E mentre eravamo con il fiato sospeso per vedere a chi toccava scavalcare il muro e scendere poi nel buio retrostante, qualcosa disegno una parabola nel cielo per poi toccare terra rimbalzando. Quel qualcosa era la nostra palla che qualcuno o qualcosa aveva rimandato dalla nostra parte. La palla non ebbe nemmeno il tempo per compiere il secondo rimbalzo che tutti i ragazzi erano già chiusi nelle loro vicine abitazioni. Restammo sul campetto, ancora con le mani a mo’ di conta, Io e Michele, paralizzati, congelati.

Io non riuscivo nemmeno a pensare e non avevo il coraggio di guardare verso il muro per la paura che qualcosa mi potesse assalire. Michele, che già di suo era molto più pauroso di me, chiuse addirittura gli occhi e mi prese una mano, implorandomi di non lasciarlo solo. Dopo circa un interminabile minuto, parlando come dei mimi o per dirla bene, sussurrando come dei mimi, decidemmo di correre verso l’anfratto buio accanto alla merceria. Riuscimmo a trovare la forza, corremmo verso il nostro luogo di salvataggio. Ci infilammo dentro e ci spingemmo fino in fondo, nascondendoci dietro a dei grossi cartoni.

Restammo fermi, immobili e iniziammo a scambiarci qualche parola, solo dopo un quarto d’ora.

Trovammo poi il coraggio di farci avanti e fare capolino da quel budello e guardare si verso il muro per notare qualcosa di strano, ma dovevamo guardare anche verso la strada di casa che correva parallela al campetto. Nessuno dei due aveva il coraggio di passare davanti a quel maledetto piazzale.

Dopo un po’ trovammo una soluzione. Decidemmo di metterci in due scatoloni, fare davanti due fori per gli occhi, e camminare li sotto. Michele però ebbe paura di restare da solo e quindi dovemmo cercare e per fortuna c’era una scotola molto più grande che ci contenesse entrambi. Dopo mille ripensamenti e con addosso delle sensazioni mai provati in vita, confusi e impauriti, iniziammo il lungo viaggio della speranza nel nostro personale cavallo di Troia. Erano da compiere circa 60 metri bisognava superare la merceria, tutto il campo del muretto e poi ancora una ventina di metri. Per tutto il tempo durato circa quaranta minuti, ci dicemmo delle cose senza senso, su come avremmo affrontato l’essere se ci avesse attaccato, e sul perché la vita ci avesse destinato una morte così assurda.

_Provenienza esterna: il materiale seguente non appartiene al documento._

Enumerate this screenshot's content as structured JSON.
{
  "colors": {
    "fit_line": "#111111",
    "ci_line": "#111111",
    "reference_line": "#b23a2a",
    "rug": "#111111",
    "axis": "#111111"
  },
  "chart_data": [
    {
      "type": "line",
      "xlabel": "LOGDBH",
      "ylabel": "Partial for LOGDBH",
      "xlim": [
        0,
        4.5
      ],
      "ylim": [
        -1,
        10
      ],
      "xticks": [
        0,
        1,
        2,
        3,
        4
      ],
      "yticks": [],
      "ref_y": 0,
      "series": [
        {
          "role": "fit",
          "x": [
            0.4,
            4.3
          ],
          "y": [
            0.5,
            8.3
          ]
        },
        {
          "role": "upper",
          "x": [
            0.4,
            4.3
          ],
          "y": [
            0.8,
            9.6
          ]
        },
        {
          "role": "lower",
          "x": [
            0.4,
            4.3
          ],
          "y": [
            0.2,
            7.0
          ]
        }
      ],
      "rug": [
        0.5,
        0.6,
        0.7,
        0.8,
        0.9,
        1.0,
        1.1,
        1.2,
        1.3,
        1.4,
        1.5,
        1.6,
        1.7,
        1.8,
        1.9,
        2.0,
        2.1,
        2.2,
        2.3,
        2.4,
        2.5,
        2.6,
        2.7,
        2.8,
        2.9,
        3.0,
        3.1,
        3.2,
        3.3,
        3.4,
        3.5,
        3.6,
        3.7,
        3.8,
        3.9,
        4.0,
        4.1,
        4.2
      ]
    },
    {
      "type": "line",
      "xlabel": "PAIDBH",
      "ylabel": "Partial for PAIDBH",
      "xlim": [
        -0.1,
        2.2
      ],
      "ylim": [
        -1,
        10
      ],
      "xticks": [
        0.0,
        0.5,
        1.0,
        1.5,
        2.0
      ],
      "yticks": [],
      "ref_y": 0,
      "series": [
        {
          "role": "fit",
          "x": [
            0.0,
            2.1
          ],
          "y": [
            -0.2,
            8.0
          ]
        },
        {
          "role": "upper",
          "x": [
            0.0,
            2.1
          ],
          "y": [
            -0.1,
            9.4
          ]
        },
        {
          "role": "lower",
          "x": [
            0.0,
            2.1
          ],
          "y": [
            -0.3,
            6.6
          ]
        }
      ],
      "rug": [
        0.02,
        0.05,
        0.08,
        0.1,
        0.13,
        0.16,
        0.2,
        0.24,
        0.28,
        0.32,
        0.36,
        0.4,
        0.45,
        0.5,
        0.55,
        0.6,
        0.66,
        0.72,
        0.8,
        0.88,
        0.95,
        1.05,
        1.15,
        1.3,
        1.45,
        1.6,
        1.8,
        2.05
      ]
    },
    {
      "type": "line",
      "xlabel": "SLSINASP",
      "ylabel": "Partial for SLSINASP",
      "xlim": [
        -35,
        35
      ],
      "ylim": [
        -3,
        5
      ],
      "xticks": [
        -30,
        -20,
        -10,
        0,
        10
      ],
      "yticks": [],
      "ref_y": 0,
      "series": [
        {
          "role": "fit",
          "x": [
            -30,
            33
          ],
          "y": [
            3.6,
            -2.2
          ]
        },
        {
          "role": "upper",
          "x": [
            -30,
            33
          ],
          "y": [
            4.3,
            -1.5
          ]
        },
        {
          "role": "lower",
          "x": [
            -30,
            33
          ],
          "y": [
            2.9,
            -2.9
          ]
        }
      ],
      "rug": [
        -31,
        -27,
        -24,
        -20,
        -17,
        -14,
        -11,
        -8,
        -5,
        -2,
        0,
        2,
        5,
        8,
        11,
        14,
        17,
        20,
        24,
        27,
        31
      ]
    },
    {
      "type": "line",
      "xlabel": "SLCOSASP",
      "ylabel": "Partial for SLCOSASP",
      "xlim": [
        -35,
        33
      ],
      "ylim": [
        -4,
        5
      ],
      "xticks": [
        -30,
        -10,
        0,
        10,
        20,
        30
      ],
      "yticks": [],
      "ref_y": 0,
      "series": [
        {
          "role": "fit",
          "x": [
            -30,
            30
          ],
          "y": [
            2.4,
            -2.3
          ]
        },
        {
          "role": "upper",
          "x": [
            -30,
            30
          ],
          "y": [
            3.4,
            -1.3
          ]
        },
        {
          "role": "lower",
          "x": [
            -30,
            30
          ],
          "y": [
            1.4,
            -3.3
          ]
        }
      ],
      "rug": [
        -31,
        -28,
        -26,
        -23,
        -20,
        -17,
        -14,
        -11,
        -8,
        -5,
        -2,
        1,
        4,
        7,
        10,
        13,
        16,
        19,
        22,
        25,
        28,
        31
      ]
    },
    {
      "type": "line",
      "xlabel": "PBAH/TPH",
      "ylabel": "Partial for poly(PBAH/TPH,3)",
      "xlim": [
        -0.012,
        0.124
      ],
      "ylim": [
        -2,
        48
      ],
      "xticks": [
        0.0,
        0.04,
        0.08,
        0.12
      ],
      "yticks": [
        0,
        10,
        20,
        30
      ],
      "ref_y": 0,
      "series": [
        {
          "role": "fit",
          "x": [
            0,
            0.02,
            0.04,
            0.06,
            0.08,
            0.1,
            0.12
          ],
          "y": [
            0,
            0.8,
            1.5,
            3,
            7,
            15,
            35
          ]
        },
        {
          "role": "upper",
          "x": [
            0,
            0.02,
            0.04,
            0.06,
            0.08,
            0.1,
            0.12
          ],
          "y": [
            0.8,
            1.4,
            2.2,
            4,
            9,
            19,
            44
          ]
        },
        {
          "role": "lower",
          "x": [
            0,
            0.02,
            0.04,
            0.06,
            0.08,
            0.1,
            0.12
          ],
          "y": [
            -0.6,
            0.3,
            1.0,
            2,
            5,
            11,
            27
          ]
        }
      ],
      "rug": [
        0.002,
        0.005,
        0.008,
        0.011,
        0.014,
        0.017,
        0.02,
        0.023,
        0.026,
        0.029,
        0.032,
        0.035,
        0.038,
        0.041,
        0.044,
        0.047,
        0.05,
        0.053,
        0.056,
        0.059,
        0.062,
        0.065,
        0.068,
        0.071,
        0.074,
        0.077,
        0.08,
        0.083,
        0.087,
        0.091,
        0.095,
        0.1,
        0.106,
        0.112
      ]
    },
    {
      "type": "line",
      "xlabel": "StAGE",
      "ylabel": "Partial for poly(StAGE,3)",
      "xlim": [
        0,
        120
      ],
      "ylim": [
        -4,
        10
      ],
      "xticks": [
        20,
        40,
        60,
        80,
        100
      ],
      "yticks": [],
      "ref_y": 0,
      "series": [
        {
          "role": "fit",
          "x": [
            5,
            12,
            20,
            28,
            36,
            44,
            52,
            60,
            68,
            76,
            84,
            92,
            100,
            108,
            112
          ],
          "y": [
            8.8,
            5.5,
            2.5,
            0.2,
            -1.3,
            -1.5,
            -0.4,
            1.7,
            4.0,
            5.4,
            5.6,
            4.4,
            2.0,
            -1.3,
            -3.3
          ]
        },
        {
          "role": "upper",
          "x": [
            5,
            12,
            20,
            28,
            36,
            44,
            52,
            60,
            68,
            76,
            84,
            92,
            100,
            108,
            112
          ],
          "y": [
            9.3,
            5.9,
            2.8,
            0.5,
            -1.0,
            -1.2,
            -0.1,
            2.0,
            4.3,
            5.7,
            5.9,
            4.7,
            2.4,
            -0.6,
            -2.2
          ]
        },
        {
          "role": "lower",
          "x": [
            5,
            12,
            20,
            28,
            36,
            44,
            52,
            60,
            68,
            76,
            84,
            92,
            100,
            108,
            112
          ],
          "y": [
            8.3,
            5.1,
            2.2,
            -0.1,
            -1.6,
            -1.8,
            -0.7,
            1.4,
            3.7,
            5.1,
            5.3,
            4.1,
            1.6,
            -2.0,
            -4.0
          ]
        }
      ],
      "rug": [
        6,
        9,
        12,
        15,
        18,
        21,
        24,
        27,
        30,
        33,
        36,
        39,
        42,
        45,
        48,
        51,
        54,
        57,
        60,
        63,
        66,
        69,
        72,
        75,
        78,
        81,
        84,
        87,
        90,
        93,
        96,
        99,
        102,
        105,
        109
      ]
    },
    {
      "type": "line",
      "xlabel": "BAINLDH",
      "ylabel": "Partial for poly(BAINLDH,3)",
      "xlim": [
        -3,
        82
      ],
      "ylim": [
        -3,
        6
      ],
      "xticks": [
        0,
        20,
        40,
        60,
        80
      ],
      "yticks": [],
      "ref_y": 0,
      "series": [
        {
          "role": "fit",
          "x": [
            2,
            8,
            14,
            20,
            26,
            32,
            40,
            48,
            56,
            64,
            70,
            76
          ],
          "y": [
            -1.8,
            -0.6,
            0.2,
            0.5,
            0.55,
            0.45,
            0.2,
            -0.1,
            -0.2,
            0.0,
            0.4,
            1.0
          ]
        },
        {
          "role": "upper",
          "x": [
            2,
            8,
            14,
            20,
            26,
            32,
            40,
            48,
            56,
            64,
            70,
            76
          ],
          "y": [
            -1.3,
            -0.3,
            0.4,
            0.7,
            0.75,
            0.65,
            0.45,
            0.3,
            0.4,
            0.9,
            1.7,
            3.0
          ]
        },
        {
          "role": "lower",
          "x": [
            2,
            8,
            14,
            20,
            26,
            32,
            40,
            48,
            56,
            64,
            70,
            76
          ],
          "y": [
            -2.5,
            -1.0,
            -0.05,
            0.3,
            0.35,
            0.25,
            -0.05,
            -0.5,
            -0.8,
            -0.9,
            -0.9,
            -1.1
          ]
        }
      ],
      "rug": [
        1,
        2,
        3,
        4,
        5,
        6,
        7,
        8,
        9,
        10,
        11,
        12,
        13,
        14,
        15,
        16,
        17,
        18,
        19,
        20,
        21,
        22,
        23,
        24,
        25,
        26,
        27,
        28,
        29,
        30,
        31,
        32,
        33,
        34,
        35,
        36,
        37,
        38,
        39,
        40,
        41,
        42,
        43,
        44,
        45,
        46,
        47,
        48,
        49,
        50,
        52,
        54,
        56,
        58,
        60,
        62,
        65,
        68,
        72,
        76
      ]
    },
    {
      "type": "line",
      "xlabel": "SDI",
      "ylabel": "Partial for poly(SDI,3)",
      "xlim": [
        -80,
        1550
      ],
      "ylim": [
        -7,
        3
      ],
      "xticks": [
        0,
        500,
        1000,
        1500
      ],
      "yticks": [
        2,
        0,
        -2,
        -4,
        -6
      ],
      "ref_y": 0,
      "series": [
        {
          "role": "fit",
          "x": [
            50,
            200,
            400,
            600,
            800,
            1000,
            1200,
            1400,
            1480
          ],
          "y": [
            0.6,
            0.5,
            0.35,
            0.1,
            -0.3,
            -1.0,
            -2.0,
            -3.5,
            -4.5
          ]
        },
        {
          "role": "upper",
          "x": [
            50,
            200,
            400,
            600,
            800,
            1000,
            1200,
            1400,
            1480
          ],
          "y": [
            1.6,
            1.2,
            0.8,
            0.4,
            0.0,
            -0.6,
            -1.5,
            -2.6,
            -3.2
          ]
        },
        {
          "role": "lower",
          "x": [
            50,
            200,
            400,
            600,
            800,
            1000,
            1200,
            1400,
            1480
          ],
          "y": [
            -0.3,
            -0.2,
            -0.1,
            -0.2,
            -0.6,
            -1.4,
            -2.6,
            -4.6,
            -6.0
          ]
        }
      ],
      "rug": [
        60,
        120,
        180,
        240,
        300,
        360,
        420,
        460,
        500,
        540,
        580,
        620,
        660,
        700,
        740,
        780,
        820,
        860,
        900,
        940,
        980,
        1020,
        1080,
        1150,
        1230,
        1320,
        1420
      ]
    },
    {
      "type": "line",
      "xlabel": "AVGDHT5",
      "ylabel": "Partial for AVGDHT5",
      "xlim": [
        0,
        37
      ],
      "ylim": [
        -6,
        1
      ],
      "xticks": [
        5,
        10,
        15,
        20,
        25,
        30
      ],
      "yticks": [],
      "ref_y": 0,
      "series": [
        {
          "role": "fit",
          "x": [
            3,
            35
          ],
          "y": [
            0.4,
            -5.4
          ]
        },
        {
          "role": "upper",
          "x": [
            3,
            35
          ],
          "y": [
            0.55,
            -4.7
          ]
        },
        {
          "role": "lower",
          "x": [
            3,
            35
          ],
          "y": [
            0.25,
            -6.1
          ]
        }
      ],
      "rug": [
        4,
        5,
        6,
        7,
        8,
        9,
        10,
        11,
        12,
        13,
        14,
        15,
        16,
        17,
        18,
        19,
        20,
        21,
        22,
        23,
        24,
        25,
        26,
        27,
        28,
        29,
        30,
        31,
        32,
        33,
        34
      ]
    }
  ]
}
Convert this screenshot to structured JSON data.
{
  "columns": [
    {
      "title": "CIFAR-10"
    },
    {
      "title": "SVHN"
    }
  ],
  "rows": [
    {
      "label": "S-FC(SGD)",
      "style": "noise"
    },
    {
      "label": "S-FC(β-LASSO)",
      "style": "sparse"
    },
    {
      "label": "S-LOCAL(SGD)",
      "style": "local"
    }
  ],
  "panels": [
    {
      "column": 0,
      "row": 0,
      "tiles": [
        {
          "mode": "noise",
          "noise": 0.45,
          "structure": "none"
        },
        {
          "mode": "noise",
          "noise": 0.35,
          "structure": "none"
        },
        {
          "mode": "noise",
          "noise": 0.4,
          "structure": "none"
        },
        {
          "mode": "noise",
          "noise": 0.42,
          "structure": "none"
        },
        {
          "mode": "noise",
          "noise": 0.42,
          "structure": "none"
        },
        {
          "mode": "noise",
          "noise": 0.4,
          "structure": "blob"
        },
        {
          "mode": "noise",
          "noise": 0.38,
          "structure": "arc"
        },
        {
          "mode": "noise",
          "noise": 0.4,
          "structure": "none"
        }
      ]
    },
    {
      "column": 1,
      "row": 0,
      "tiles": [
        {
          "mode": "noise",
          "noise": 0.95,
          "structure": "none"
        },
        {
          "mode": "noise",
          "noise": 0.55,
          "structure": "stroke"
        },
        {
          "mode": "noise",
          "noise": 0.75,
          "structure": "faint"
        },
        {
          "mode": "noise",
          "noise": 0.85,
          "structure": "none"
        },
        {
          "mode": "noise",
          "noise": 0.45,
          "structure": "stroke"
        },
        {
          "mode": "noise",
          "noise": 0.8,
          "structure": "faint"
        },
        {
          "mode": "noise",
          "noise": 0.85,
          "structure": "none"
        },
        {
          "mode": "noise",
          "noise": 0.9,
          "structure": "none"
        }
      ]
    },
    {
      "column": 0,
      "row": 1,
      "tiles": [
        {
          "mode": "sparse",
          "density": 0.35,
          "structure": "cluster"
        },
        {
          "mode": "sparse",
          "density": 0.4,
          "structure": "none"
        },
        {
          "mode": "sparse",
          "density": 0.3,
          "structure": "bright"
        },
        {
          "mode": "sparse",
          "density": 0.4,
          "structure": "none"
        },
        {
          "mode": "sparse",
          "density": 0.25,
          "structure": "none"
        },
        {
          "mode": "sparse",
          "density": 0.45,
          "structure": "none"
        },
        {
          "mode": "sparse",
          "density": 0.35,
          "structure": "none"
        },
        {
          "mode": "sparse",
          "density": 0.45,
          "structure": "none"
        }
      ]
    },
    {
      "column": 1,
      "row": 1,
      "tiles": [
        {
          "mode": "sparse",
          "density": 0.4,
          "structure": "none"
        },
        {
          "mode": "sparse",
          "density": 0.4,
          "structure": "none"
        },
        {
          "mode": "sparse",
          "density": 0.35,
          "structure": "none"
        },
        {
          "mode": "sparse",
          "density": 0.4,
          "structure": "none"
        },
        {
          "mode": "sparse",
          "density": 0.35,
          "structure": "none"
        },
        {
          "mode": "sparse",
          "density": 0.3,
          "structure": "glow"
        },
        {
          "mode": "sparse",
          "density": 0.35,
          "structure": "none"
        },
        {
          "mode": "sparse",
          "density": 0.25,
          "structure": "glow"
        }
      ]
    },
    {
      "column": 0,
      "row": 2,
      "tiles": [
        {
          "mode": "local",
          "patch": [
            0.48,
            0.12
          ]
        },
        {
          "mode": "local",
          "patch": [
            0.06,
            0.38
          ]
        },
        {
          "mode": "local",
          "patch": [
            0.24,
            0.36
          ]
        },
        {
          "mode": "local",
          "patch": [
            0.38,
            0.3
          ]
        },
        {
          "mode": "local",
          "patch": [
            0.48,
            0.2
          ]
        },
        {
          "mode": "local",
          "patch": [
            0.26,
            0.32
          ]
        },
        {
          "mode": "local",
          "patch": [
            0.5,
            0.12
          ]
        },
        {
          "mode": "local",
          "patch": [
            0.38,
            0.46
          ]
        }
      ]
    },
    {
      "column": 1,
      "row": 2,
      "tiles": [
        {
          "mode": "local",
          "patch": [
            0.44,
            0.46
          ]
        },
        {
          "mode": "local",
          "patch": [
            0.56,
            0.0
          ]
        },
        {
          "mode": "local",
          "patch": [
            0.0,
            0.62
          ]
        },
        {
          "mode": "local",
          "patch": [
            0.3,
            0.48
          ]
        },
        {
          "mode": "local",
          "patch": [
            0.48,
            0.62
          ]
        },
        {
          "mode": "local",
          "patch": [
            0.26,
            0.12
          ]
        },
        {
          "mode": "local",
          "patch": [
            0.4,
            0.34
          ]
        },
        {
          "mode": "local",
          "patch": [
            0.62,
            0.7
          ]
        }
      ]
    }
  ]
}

Il culmine del terrore lo raggiungemmo quando ci trovammo a perpendicolo con il muretto.

Invece di correre, li, facemmo la sosta più lunga. In quel punto, forse dalla paura o dalla suggestione ma forse o forse fu solo una macchina che senti qualcosa muoversi all’interno del rovo che comunque ara a più di sei metri, mi si paralizzarono le gambe e siccome ero alla guida del nostro cavallo di troia, fermai anche la marcia. Michele in preda al panico prese lo scatolone da sotto e con tutte le sue forza lo fece volare in aria poi mi prese per i capelli e mi incitò a correre. Lo scatolone non aveva ancora ritoccato terra che noi eravamo già nella traversa. Corremmo verso gli ingressi delle nostre abitazioni, io presi dallo zerbino, la chiave ed entrai. Non ci salutammo nemmeno e il giorno dopo, dalla paura, non uscii nemmeno in terrazzo.